The conference on semantic technologies, held on 4th and 5th of September in Germany, in the Leipzig Kubus venue, attracted many specialists from all parts of the world. Semantics, that formerly led a niche existence or was considered a whimsy idea of Tim Berners Lee, has now become respected field of software architecture and engineering, used by the largest companies world-wide. This was confirmed by the impressive keynotes of Sofia Angeletou on Linked Data at the BBC and Thomas Kelly, head of the Semantic Technology Center of Excellence at Cognizant on Enterprise Semantic Technology. Both speakers reported on large-scale implementations of semantic techniques in the context of a complex company environment. Though semantic technologies have proved their efficiency, e.g. in the processing of big data, knowledge management, and search technology the keynote speakers still considered it as an important task in every project to convince the management of the advantages of these technologies.
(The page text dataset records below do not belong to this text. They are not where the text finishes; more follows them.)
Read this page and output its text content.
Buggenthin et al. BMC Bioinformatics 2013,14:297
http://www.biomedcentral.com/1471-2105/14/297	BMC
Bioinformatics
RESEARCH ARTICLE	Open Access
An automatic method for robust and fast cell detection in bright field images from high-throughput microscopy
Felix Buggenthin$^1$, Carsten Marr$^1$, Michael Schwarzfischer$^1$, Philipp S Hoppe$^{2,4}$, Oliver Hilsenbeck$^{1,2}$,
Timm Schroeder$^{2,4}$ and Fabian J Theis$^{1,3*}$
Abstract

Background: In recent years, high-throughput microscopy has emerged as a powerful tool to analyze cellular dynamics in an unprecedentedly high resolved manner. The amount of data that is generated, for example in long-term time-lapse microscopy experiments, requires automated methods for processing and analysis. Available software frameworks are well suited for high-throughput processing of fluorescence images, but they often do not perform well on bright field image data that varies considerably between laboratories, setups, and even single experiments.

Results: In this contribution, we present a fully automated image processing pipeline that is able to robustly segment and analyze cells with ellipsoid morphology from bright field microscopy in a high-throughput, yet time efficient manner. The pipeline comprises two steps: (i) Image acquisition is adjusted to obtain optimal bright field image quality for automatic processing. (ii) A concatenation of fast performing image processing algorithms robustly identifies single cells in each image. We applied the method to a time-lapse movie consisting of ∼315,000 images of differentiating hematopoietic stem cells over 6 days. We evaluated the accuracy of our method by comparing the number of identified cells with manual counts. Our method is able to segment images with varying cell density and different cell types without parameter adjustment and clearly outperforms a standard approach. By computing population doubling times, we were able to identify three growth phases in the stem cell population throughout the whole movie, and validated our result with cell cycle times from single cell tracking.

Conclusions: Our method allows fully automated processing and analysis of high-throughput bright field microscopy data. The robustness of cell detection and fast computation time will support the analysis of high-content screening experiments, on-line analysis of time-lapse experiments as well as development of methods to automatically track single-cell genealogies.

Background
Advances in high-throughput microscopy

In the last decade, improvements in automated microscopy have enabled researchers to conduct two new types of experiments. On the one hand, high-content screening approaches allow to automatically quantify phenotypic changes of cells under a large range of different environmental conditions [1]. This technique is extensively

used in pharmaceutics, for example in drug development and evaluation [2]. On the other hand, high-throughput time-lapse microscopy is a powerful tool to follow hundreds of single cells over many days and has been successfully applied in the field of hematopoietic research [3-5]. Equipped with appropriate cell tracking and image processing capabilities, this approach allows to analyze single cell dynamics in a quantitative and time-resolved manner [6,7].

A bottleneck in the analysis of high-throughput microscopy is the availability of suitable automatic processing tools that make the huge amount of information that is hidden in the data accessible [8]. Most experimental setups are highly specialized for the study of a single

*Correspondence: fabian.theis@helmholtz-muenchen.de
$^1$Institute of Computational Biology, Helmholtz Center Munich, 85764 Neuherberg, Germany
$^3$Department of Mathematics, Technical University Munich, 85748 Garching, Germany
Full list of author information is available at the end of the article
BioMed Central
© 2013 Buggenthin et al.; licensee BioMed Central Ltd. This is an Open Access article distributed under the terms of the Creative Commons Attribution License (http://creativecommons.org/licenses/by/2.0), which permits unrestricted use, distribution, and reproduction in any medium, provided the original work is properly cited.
The attendance from the travel and tourism trade was not too overwhelming, though there were many contributions of potential or actual importance for it: Andrea Volpini spoke about an An Open Linked Data Strategy for Tourism. His Italian company, insideout10, is developing a semantic strategy and semantic tools for a tourism project in Austria, Salzburger Land. He said: „Our aim, considering dominating platforms like bookings.com take a 20% cut on the revenues – is to begin moving a growing percentage of these bookings back to the local booking system (Feratel) – hence keeping as much value as possible in the local market.“
More topics, relevant for the tourism and travel trade, might have been: Digital marketing 360 metadata by Heimo Hännien, Don’t search – Be provided – Corporate Connected Knowledge by Nadine Steinmetz or Open ITA-int.org registry of automotive terminologies by Sören Auer, which could well serve as a prototype for a comprehensive tourism vocabulary. Tourism experts might have been attracted by projects with glittering names as PoolParty or Vocabulary Carnival. Though these names promise immediate fun they may be enjoyable in tourism only after a longer implementation process.